Is PR the best method?
Firstly, a startup needs to work out whether PR should be invested in at all. Will it add value to your business? Will it increase sales? Alternative tactics such as direct sales may work better depending on what stage of growth the company is in. Once the business basics are in place, having a clear brand identity, solid narrative (what you do and why it matters) and knowing how you want to be seen is vital to get the most out of PR.
Do you need a PR agency?
Investing in a PR strategy doesn’t necessarily mean someone else has to do it. Business owners know their company and product the best and can do some simple PR themselves as long as they follow the basics – know the brand, the audience and who to pitch to. If you do decide to get some outside help, however, Grayling CEO Alison Clarke suggests making sure the agency or freelancer is aligned with the company’s ethos and knows its business objectives inside out.
Where to start?
Pick up the phone and get known by the local newspaper’s business news desk, Raman Sehgal suggests. As a startup, business journalists will be interested in what you do. And building relationships with them is key – providing case studies, spokespeople and opinions on industry issues is a good start, followed by some campaign activity, a presence on social media and SEO. It’s also a good idea to be adaptive and respond to changes in the industry to get noticed.

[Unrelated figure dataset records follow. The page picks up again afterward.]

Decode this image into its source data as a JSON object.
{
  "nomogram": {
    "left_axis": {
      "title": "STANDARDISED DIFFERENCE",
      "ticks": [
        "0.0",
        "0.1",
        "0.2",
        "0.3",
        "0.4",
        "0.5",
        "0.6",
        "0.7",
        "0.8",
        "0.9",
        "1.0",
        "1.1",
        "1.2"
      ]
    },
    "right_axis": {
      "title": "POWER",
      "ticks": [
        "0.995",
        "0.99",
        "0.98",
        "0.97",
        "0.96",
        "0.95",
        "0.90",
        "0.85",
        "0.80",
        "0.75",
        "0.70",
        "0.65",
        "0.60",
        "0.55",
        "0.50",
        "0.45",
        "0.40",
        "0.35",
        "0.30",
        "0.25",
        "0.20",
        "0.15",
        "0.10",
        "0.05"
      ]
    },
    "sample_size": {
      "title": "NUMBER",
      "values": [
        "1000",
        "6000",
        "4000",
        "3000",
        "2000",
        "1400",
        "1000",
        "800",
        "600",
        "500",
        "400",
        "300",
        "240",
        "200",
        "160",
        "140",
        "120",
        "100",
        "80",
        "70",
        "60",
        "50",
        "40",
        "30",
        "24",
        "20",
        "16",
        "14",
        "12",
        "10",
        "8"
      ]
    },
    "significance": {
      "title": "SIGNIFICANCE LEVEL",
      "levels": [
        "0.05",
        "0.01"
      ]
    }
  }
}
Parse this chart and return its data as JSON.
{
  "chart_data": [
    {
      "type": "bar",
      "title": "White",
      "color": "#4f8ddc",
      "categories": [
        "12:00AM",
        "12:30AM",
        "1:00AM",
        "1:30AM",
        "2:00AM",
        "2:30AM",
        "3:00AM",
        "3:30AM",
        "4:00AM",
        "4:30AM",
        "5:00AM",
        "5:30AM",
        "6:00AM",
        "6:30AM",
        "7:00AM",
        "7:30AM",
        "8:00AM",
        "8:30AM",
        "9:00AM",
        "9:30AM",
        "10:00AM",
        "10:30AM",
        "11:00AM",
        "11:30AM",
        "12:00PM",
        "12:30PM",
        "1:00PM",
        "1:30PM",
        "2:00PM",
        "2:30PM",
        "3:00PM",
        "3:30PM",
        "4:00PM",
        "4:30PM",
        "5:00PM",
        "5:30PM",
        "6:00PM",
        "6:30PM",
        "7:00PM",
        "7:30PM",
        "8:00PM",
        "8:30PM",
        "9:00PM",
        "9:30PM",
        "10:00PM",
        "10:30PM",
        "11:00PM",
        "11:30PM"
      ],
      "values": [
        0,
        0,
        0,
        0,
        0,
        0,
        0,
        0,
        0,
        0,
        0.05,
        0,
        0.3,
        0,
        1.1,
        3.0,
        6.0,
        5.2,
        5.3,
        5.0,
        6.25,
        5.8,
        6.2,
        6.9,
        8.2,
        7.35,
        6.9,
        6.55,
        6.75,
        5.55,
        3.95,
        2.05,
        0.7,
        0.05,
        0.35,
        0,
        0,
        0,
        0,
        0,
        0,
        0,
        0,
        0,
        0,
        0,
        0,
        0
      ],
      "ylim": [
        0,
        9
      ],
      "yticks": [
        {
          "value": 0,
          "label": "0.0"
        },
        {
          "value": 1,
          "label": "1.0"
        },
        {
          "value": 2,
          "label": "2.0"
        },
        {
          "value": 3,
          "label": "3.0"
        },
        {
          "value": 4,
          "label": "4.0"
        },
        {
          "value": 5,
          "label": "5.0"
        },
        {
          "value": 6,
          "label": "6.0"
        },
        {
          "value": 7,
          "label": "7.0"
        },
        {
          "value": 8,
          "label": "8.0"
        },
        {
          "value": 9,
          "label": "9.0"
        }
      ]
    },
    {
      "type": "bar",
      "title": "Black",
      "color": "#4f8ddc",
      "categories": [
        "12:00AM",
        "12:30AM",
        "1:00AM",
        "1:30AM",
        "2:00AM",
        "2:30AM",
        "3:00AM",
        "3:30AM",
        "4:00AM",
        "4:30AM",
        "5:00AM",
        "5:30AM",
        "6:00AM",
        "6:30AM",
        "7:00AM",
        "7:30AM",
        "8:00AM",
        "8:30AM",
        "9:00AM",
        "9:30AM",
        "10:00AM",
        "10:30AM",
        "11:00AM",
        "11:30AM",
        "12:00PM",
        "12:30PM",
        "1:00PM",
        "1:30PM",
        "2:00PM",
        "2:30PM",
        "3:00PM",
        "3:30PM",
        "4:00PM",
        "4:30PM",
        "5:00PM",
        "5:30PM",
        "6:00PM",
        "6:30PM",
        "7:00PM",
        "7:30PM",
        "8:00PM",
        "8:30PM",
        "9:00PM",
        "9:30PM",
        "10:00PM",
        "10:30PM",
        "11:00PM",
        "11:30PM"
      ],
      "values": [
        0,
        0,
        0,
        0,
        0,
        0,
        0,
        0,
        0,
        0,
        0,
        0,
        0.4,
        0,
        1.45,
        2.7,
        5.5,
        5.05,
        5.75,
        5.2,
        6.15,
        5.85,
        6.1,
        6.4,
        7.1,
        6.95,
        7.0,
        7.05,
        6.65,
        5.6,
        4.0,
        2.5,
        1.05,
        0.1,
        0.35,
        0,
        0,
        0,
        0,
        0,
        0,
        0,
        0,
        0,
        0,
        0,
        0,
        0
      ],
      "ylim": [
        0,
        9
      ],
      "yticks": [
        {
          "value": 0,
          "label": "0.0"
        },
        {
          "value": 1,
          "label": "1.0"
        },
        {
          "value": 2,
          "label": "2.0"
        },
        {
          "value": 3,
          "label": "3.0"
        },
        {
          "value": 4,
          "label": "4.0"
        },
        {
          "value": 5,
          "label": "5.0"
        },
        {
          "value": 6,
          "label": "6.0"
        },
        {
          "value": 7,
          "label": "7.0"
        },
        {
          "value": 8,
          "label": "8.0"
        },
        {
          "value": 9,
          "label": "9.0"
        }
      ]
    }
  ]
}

Find your niche. To get your company heard in what may be an overcrowded sector, make sure you are clear of your differentiator. Identify recognisable unique selling points and target the right people. Startups can benefit from having a strong spokesperson to communicate this message. ‘Be bold, be brave and be better,’ David Vindel of Ketchum tells us.
Don’t expect fame
Use PR to engage key influencers and help build your business, not simply to get on the front page of the FT. Start small and stay focused to get the maximum benefit from PR to turn into sales.
PR requires a lot of thought, preparation and effort for it to result in more clients and higher revenue. It can take some time to build momentum, so be prepared to be in it for the long haul. Farzana Baduel of Curzon PR advises: “PR is really only effective if it is consistent and strategic. There is little point in going in for PR unless you can afford to sustain it.”